Here's how this will affect the cosigner - it will show up on both the borrower and the cosigner’s credit report. If all payments are made on time, this could help both parties. But if they’re not, the opposite is true and it will hurt both the borrower and cosigners credit.

Also, since the loan appears as an open line of credit for the cosigner, it could potentially make them look more risky to their own borrowers, or make it harder to get a new loan for themselves, Van Diest said.

It's important to note that regardless of whether payments are made on time or not, it will affect the cosigner’s credit report. And then there is the obvious risk of payments not being made on time.

If the borrower is late or misses a payment, that’s an event that will stay on the cosigner's credit report for years. And now, the lender will expect the cosigner to pay the loan, just as if they had borrowed the money themselves. It’s possible they even send it to collections.

It is possible to cosign for someone and then get removed as a cosigner before that loan is paid up, but it’s difficult, Van Diest said.

Many lenders have criteria that must be met to release the cosigner of a loan. Sallie Mae, for example, publishes a list of 10 conditions that must be met, and according to the Consumer Protection Financial Bureau, 90% of requests are denied.
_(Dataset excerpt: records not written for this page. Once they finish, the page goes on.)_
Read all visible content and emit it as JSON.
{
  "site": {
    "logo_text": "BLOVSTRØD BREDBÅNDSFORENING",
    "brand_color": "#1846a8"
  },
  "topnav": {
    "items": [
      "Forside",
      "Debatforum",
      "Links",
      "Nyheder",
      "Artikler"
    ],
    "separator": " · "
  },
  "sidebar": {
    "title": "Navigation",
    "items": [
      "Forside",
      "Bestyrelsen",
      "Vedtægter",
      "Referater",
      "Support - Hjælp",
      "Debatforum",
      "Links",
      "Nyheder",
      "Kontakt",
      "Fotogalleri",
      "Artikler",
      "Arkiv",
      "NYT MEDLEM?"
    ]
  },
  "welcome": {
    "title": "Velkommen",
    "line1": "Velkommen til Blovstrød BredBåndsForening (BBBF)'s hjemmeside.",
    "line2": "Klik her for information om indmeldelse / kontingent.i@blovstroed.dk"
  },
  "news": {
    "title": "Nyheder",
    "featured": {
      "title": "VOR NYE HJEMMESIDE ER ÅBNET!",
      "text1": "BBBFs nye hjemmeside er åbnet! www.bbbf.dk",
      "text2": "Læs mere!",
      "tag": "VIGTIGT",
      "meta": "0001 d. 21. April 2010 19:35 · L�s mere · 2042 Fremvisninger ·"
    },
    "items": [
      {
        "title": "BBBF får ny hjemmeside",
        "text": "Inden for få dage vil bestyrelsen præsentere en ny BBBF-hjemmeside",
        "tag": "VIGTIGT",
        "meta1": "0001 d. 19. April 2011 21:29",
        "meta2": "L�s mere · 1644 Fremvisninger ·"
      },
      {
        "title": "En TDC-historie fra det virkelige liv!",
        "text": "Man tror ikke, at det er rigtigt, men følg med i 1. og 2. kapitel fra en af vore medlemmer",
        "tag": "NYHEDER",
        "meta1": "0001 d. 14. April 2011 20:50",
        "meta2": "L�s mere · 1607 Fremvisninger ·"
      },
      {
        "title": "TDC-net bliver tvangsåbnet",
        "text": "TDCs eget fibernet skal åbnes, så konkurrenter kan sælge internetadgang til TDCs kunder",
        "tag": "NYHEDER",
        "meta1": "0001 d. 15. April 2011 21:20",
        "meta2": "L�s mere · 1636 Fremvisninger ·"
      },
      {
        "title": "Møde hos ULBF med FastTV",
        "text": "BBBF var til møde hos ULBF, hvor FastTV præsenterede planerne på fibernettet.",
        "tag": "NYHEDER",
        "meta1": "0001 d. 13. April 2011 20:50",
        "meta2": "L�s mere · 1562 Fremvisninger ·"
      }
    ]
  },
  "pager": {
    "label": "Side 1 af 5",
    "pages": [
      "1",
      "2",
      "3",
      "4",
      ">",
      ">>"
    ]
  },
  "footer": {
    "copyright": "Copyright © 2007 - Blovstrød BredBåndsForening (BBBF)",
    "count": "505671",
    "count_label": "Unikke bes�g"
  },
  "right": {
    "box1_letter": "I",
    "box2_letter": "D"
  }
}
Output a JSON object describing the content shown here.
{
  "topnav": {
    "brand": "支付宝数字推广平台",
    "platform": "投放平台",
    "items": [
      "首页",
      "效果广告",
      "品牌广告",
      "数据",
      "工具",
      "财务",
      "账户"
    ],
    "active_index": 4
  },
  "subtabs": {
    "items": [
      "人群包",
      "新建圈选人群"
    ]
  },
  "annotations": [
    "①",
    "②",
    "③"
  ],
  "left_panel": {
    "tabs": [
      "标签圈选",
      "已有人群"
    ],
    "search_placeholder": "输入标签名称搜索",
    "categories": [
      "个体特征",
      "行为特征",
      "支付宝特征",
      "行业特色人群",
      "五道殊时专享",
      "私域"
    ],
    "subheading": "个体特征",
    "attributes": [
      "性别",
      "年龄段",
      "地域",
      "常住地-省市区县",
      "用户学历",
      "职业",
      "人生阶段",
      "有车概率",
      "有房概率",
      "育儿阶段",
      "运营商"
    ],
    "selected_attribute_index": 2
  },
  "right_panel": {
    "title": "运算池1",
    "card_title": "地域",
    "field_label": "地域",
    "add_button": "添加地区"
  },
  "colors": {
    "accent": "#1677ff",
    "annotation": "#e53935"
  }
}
If you know your borrower, their budget and how do they play to make these payments it's not a terrible idea. Make sure you review your own budget to make sure you afford it if they default.

Next, get duplicate copies of everything: loan documents, monthly statements, and login information so you can always check the status of payments and get off the loan as soon as you can, either by having the borrower refinance, or see if the lender offers cosigner release, Van Diest said.